I am a perfectionist and I must be crazy

   I must have thought for a moment that my life isn't crazy enough when I fell for the idea of raising chickens. We don't want a dog, or a cat, or any pets for that matter, but for some reason we, or maybe I, wanted chickens. We have bees, why not chickens. After taking care of our friends' flock for a week and seeing that really there isn't a ton to do, we decided to go for it. What was I thinking?
  I don't know what I was thinking and we don't even have the birds yet. Our plan was to get the coop built in time for the county fair and buy some there. Well, it didn't get built in time. Three days before the fair ended I went bonkers and thought I could finish it all. Oh man, that was two weeks ago. I have spent HOURS working on this thing. I designed it, came up with a plan, a list, and multiple headaches. And it still isn't done. So often this last week I have told myself "its strong enough" (even though I didn't frame it the right way) "it's a chicken coop, it doesn't have to be perfect" (perfectionist me says that it's not good enough, not exactly right, done the right way, it's not totally plumb, the list goes on) but no matter how often I think that it doesn't really matter, it does to me. And to top it all off, I found last night the plans (with a few slight differences) for a coop just like mine. Had I found that 2 months ago, this coop would have been done so long ago. Oh the injustice of it all. This is one of my big struggles in life, my weakness rearing its ugly head. I have to be right, do it right, I can't be wrong, about anything. That's the one thing I remember my 5th grade teacher telling me "December you don't always have to be right." But I do, it's wired in me to be right and to churn and stew and worry and get in a tizzy if I am not right, or I did it wrong, even if it really doesn't matter.
  I hope I love these darn chickens when we get them or all I will think is I spent how many hours and how much money for this disaster. I just want it all to be done and over and then enjoy those darn birds. I don't want to constantly be thinking about how much each of those little eggs is really costing. And how much cheaper it is just to buy those stinking eggs. Oh I hope ours don't stink.

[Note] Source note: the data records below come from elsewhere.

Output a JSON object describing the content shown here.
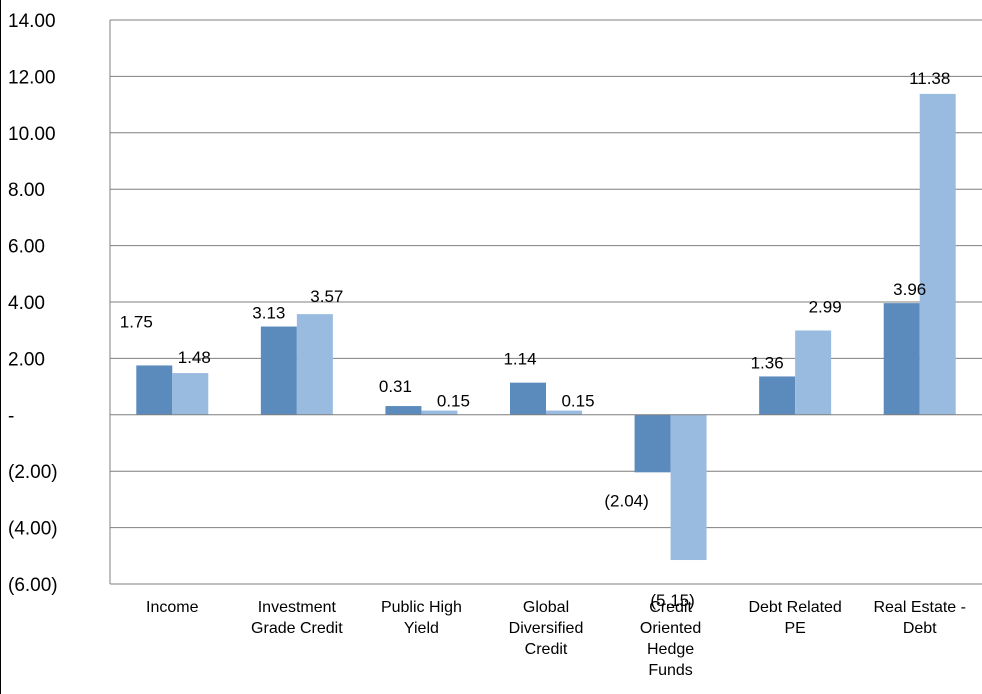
{
  "chart_data": {
    "type": "bar",
    "title": "",
    "xlabel": "",
    "ylabel": "",
    "ylim": [
      -6,
      14
    ],
    "ytick_values": [
      14,
      12,
      10,
      8,
      6,
      4,
      2,
      0,
      -2,
      -4,
      -6
    ],
    "ytick_labels": [
      "14.00",
      "12.00",
      "10.00",
      "8.00",
      "6.00",
      "4.00",
      "2.00",
      "-",
      "(2.00)",
      "(4.00)",
      "(6.00)"
    ],
    "grid": true,
    "legend": "none",
    "categories": [
      [
        "Income"
      ],
      [
        "Investment",
        "Grade Credit"
      ],
      [
        "Public High",
        "Yield"
      ],
      [
        "Global",
        "Diversified",
        "Credit"
      ],
      [
        "Credit",
        "Oriented",
        "Hedge",
        "Funds"
      ],
      [
        "Debt Related",
        "PE"
      ],
      [
        "Real Estate -",
        "Debt"
      ]
    ],
    "series": [
      {
        "color": "#5b8bbd",
        "values": [
          1.75,
          3.13,
          0.31,
          1.14,
          -2.04,
          1.36,
          3.96
        ],
        "labels": [
          "1.75",
          "3.13",
          "0.31",
          "1.14",
          "(2.04)",
          "1.36",
          "3.96"
        ]
      },
      {
        "color": "#9abbe0",
        "values": [
          1.48,
          3.57,
          0.15,
          0.15,
          -5.15,
          2.99,
          11.38
        ],
        "labels": [
          "1.48",
          "3.57",
          "0.15",
          "0.15",
          "(5.15)",
          "2.99",
          "11.38"
        ]
      }
    ]
  }
}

  What did I get us into?? What if we want to go on vacation? Now we have pets, oh the joy of no longer being free. I am complaining, sorry. But then again we go on vacation one time a year. or at least for the last few years that has been the case. we don't go anywhere so why am I worried about it. It'll be good. The coop won't fall apart, it won't rot to the ground, it cost a little more than taking a woodworking class and I got a coop. And I don't have 20 years woodworking or construction experience, how can I think that I will do it perfectly? Especially when I find the perfect plans three weeks into building it. Even the color is wrong, too light, see... focusing on the negative. I've got to stop doing that.